People think because I’ve been a newspaper food writer spanning the printing years from hot lead to the Internet, that I’m a cook.
I’m not. A cook is a mechanic. I say this with great respect and admiration. A cook is someone who can be told how to make something and then make it. And make it again. And make it again. Their kitchen skills are so well learned as to be almost instinctual; they can cut with scary precision, they can detect the doneness of a piece of meat or fish with just a touch of a finger, they can smell when something needs to come out of the oven, they can mark a grilled steak or fillet with a precise grid. And they can work fast and with intense concentration amid chaos.
At a food industry workshop I went to the other day, chef-restaurateur-caterer Bev Gannon of Maui said that, when you find a line cook like that, you do everything in your power to keep them. They may never become a chef — a chef is an artist, a creator, an idea person, an imaginator. But they will be able to reproduce the imaginator’s ideas every time.
Technically, I am neither cook nor chef. But if I trend toward one side, it’s chef. Just as I love writing much more than reporting (collecting those pesky facts you need to actually write something interesting, accurate and of value), I love thinking up recipes, different combinations and presentations. My technical skills are self-taught for the most part and  I cook with a certain reckless abandon. I try so many different things that it’s difficult for me to become consistent. I’m famous for creating a dish and not being able ever to reproduce it because I can’t quite remember what I did; I had to create a recipe testing form and record detailed notes when I’m doing a cookbook.
Testing recipes? Multiple times? Making sure they’re reproducable by anyone and everyone ad infinitum? Not my favorite thing. Not my natural talent, that’s for sure.
I make so many cooking mistakes it’s laughable. But I persevere.
Yesterday, I made a loaf of gluten-free bread that emerged from the oven smelling wonderful but resembling some kind of strange formation in a Southwest canyon  — a rough loaf shape but collapsed in the middle, lopsided, oozing at the sides, overflowing to form crusty,  stalagtites. (Tasted great, by the way, and, once I trimmed away the excess, looked okay.)

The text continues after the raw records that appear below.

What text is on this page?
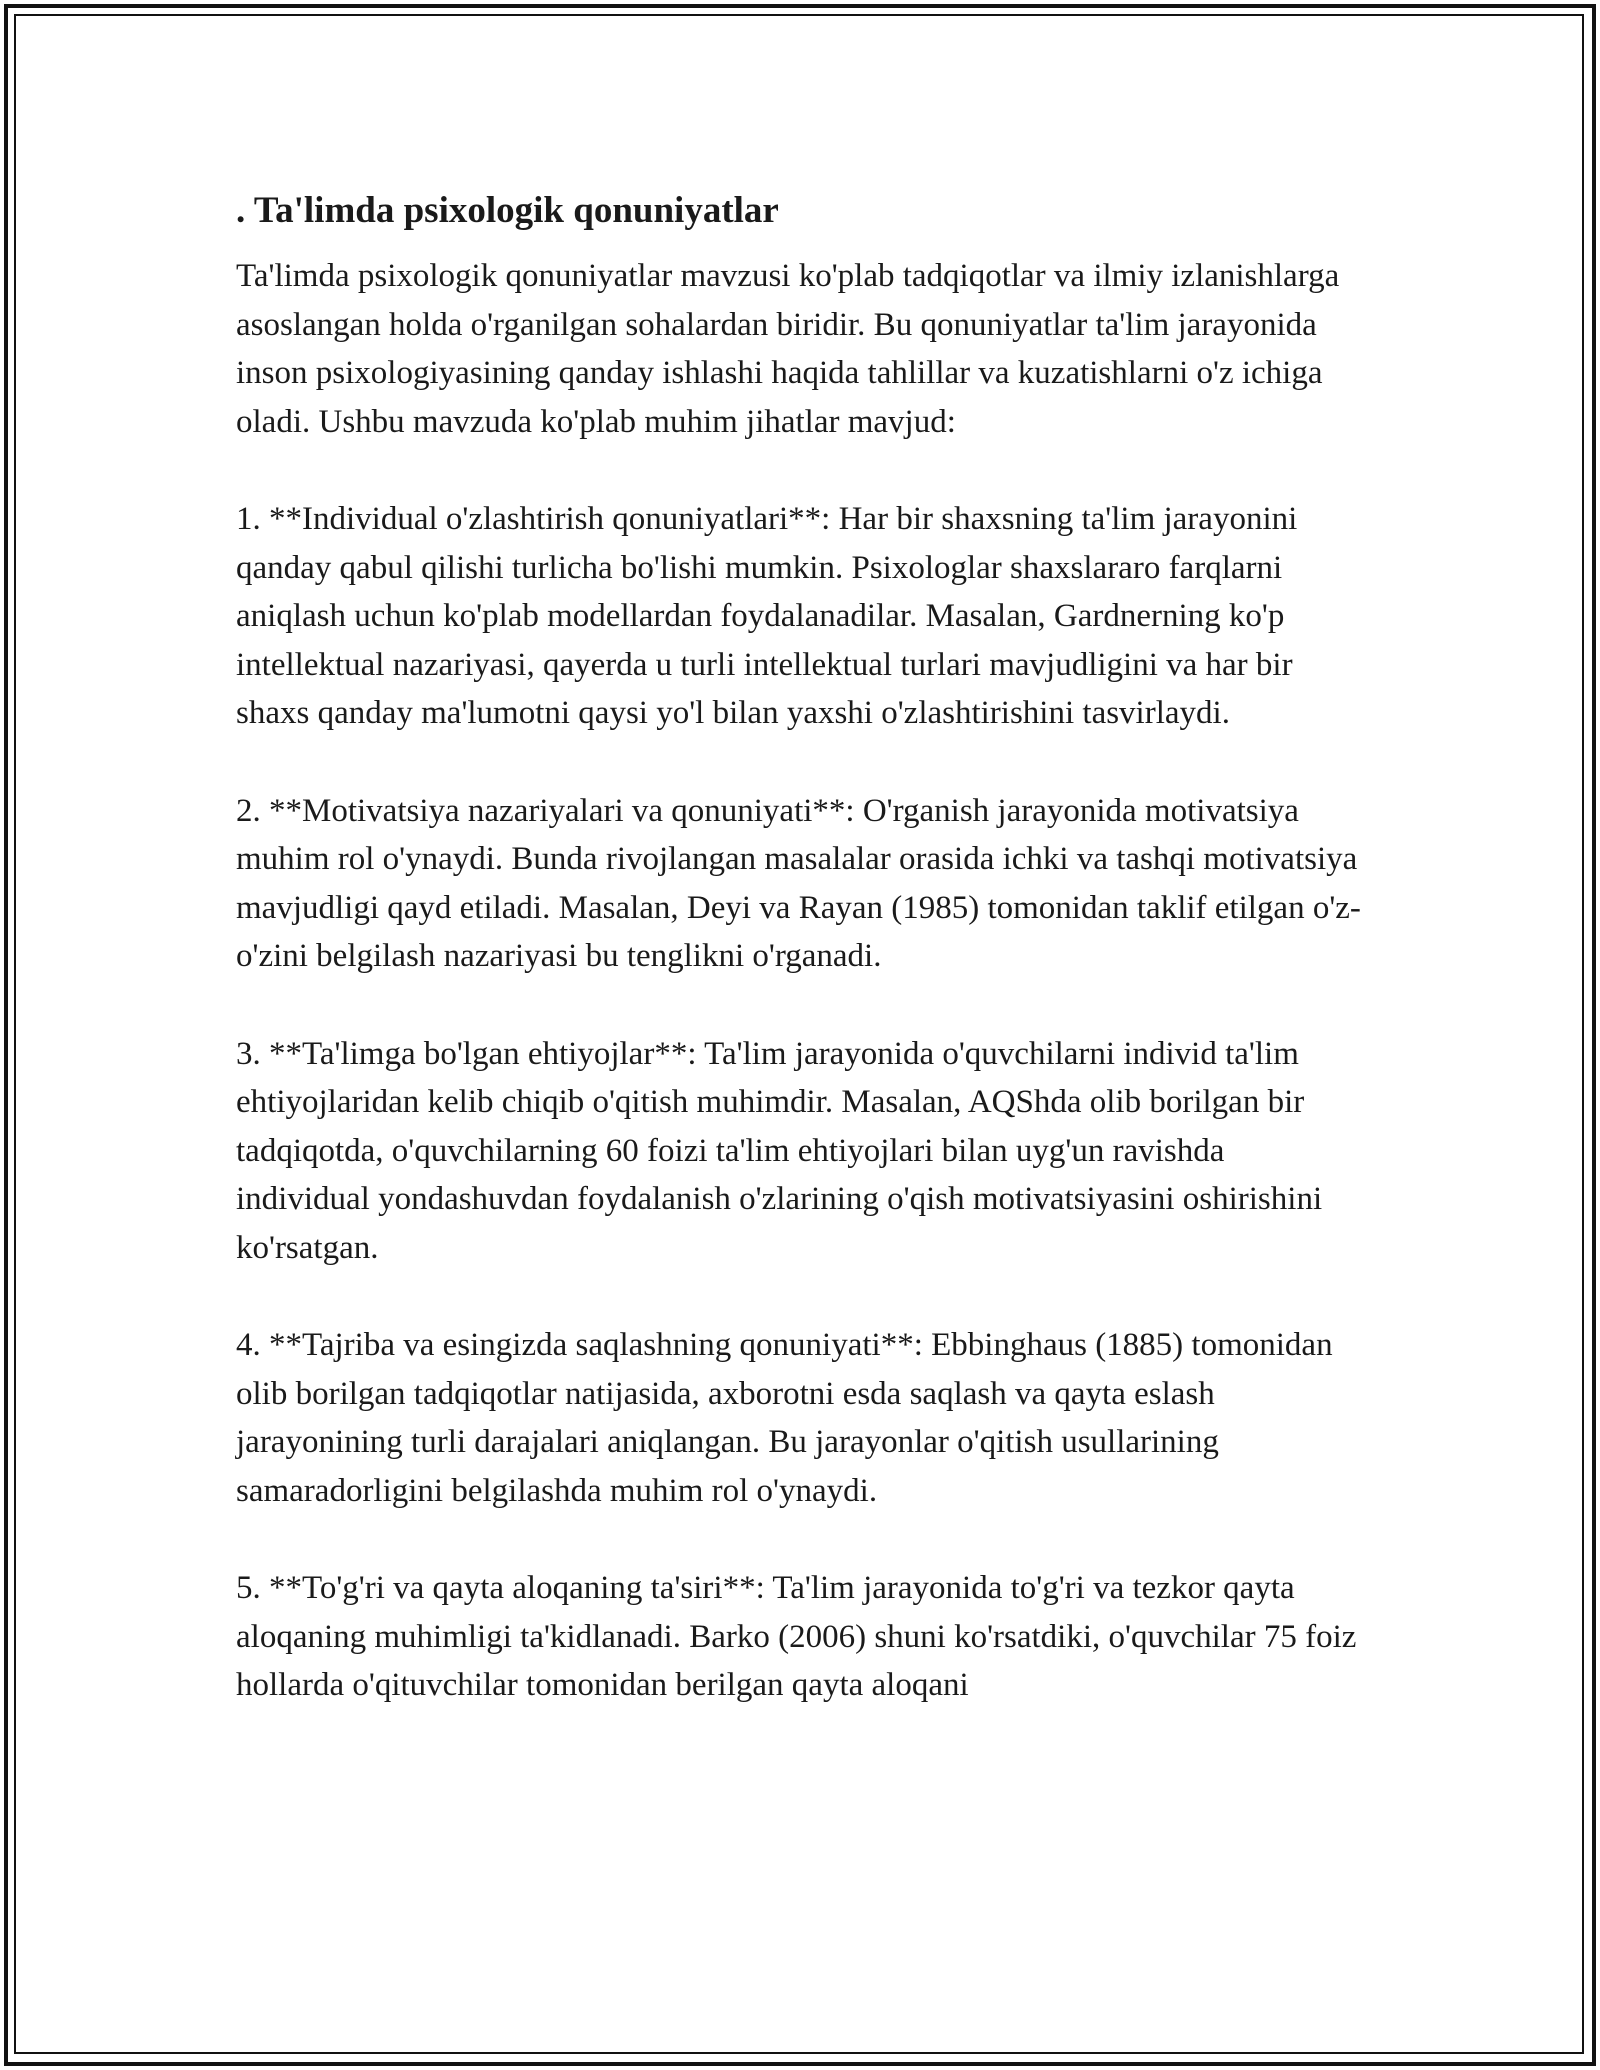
. Ta'limda psixologik qonuniyatlar

Ta'limda psixologik qonuniyatlar mavzusi ko'plab tadqiqotlar va ilmiy izlanishlarga asoslangan holda o'rganilgan sohalardan biridir. Bu qonuniyatlar ta'lim jarayonida inson psixologiyasining qanday ishlashi haqida tahlillar va kuzatishlarni o'z ichiga oladi. Ushbu mavzuda ko'plab muhim jihatlar mavjud:

1. **Individual o'zlashtirish qonuniyatlari**: Har bir shaxsning ta'lim jarayonini qanday qabul qilishi turlicha bo'lishi mumkin. Psixologlar shaxslararo farqlarni aniqlash uchun ko'plab modellardan foydalanadilar. Masalan, Gardnerning ko'p intellektual nazariyasi, qayerda u turli intellektual turlari mavjudligini va har bir shaxs qanday ma'lumotni qaysi yo'l bilan yaxshi o'zlashtirishini tasvirlaydi.

2. **Motivatsiya nazariyalari va qonuniyati**: O'rganish jarayonida motivatsiya muhim rol o'ynaydi. Bunda rivojlangan masalalar orasida ichki va tashqi motivatsiya mavjudligi qayd etiladi. Masalan, Deyi va Rayan (1985) tomonidan taklif etilgan o'z-o'zini belgilash nazariyasi bu tenglikni o'rganadi.

3. **Ta'limga bo'lgan ehtiyojlar**: Ta'lim jarayonida o'quvchilarni individ ta'lim ehtiyojlaridan kelib chiqib o'qitish muhimdir. Masalan, AQShda olib borilgan bir tadqiqotda, o'quvchilarning 60 foizi ta'lim ehtiyojlari bilan uyg'un ravishda individual yondashuvdan foydalanish o'zlarining o'qish motivatsiyasini oshirishini ko'rsatgan.

4. **Tajriba va esingizda saqlashning qonuniyati**: Ebbinghaus (1885) tomonidan olib borilgan tadqiqotlar natijasida, axborotni esda saqlash va qayta eslash jarayonining turli darajalari aniqlangan. Bu jarayonlar o'qitish usullarining samaradorligini belgilashda muhim rol o'ynaydi.

5. **To'g'ri va qayta aloqaning ta'siri**: Ta'lim jarayonida to'g'ri va tezkor qayta aloqaning muhimligi ta'kidlanadi. Barko (2006) shuni ko'rsatdiki, o'quvchilar 75 foiz hollarda o'qituvchilar tomonidan berilgan qayta aloqani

Granted, it was my first attempt at the bread (made from brown rice, potato and tapioca starches and teff flour). I’d seen and tasted the loaf only once before. The flavor, lightness and texture of the dish, which my friend chef Carol Nardello calls “Amazing Bread,” is exceptional. Most gluten-free breads are squat, dense and tend toward the dry; they also don’t last more a day. Not this one. If you didn’t know it was gluten-free, you’d swear it was a conventional wheat bread.
But my mistake was not checking my loaf pan size, which turned out to be just a bit too small, thus the spillover and the oozing. (On the plus side, I had thought ahead enough to place the bread pan on a baking sheet, so none of the use is decorating my oven floor).
Anyway, point of this blog: Check. Double check. Check even if you think you know.
Read the recipe three times. I find it helpful to print out recipes; I can always catch little anomolies or notice possible tripping-up more readily.
Read through and make little pencil check marks at each point where you need to take care: Ideally, you should read the recipe so carefully that you are able, even if you’ve not actually made the dish, to describe how it’s done.
Gather up the utensils you’ll need. Rehearse in your mind how the dish will be composed (cakes, for example, almost always require three bows: one for creaming fat and sugar, one for mixing the dry ingredients, one for wet ingredients and flavorings — all pre-measured and awaiting creaming and beating.
Check and recheck the oven temperature. Review the ingredient list with care, pull out all the ingredients from the pantry and refrigerator and line them up in order. Make little check marks next to the ingredients as you add them. Review pan or baking dish sizes. Check temperature. Check the order in which the ingredients are to be incorporated. Make no assumptions.
If I’d measured my pan (I keep a measuring tape in a kitchen drawer for just this kind of thing), I wouldn’t have created this monstrous parody of a loaf of bread. I’d have known there was too much batter for pan size and either made two smaller loaves or used only part of the batter and made a few muffins with the rest. Many gluten-free recipes, like this one, produce a soft mixture more actually described as a batter than a dough; too soft to be kneaded. But they are supposed to rise a bit; if there’s no place to go once they’ve risen up to the pan rim, they overflow, like a shield volanco.
But I’m always doing things like this. Working too fast because I’m trying to do too much in a day, distracted by the TV or the phone or a text coming in or grandchildren. So I mix all the ingredients together when the recipe has a specific reason for incorporating them in alternatively, in a certain order; or I’ll forget something like salt or eggs or lemon juice and realize it when it’s too late.
I’ve seen more failures, or at least more mediocre creations, than a hopeful artist who’s just learning their way around their brushes, paints and paper. Still, every once in a while, I create a masterpiece despite my failings, and this bread, which we’ve all been enjoying in toast and sandwiches is such a one.
Look for it in a new cookbook Kapi’olani Community College and Watermark Publishing will soon be bringing out healthful sweets and snacks for families. I’ll keep you posted.